The only function that needs to be completed under the direct supervision of a licensed dentist in Kansas is the administration of local anesthesia.

While the only function not allowed to be performed is the placement of sutures.

Education, Training, and Licensing Requirements for Dental Hygienists

Dental hygienists generally acquire their education through colleges and universities, dental schools, junior colleges, and technical schools.

In order to be state-licensed, dental hygienists are required to obtain an associate’s degree.

This degree takes about two years to complete.

The end of any dental hygiene program, however, is a clinical externship.

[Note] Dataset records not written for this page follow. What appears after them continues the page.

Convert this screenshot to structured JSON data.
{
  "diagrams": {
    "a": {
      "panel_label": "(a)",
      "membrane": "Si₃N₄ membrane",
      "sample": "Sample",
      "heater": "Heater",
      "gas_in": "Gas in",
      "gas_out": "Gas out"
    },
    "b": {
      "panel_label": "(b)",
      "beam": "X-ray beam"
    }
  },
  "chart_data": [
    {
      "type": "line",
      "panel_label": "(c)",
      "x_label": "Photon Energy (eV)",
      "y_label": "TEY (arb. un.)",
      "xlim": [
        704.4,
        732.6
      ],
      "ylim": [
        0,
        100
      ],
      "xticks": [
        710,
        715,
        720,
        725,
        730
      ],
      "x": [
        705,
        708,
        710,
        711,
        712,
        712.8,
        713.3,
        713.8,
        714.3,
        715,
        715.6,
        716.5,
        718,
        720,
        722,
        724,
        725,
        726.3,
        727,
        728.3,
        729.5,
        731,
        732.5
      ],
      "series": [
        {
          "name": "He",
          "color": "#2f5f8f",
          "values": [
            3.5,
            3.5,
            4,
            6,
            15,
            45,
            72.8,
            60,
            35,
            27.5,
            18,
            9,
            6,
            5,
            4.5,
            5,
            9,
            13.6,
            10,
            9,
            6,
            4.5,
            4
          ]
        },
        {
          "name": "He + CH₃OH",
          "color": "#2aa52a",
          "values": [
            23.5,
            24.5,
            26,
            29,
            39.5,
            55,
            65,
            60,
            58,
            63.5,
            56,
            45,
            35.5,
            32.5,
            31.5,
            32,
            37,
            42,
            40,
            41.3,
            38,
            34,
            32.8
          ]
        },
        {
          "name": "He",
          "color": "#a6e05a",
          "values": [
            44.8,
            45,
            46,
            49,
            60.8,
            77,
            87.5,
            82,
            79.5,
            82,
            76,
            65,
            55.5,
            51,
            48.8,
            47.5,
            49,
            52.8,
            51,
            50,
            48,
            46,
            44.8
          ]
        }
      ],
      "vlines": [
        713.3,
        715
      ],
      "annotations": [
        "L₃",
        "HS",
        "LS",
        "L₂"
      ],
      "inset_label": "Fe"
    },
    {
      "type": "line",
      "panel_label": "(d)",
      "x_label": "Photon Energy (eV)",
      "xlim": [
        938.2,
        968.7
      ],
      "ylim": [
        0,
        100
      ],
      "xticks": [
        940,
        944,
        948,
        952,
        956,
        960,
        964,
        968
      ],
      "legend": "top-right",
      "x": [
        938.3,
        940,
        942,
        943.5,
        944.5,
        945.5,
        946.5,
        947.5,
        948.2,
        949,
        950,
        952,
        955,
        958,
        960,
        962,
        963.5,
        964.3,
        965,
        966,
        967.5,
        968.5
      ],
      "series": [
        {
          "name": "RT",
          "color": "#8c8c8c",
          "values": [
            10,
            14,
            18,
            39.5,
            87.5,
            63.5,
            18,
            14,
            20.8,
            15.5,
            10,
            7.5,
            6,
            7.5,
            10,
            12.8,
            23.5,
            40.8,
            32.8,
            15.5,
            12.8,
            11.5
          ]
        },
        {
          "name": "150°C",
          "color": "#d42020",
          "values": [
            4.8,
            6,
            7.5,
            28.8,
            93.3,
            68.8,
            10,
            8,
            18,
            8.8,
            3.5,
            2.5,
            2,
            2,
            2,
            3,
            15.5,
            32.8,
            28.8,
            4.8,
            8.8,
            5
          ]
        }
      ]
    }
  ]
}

This internship allows students to make use of their skills and knowledge in a dental care setting through supervised patient experiences.

An associate’s degree in dental hygiene allows dental hygienists to take the state-required licensure examinations and become state-licensed, which is a requirement in all states.

Beyond an associate’s degree, dental hygienists can often pursue college or university programs that result in a bachelor’s or master’s degree in dental hygiene.

After completion of an associate’s degree in dental hygiene, dental hygienists can expect to complete a bachelor’s degree program in another two years, and a master’s degree in another four years.

Although advanced degrees in dental hygiene are not required to practice dental hygiene, they may be required or preferred for careers in teaching or research or for clinical practice in schools or public health programs.

The American Dental Association’s (ADA) Commission on Dental Accreditation (CODA) serves as the sole accrediting body for dental hygiene programs in the United States.

There are currently 330 CODA-accredited dental hygiene programs throughout the country.

Examination and Licensure for Dental Hygienists

Despite an associate’s degree in dental hygiene from an accredited institution, individuals who show an interest in becoming dental hygienists, must also successfully pass a state-authorized licensure examination, as well as the National Board Dental Hygiene Examination.

Generally, the national examination assesses a candidate’s knowledge of the practice of dental assisting, while state or regional examinations are typically designed to assess a hygienist’s clinical skills.

Other typical requirements for state licensure as a dental hygienist include the successful completion of a state jurisprudence examination and CPR certification.

A state license is required to legally practice dental hygiene in the U.S.

Dental hygienists who achieve state licensure are permitted to use the acronym RDH to identify themselves as Registered Dental Hygienists.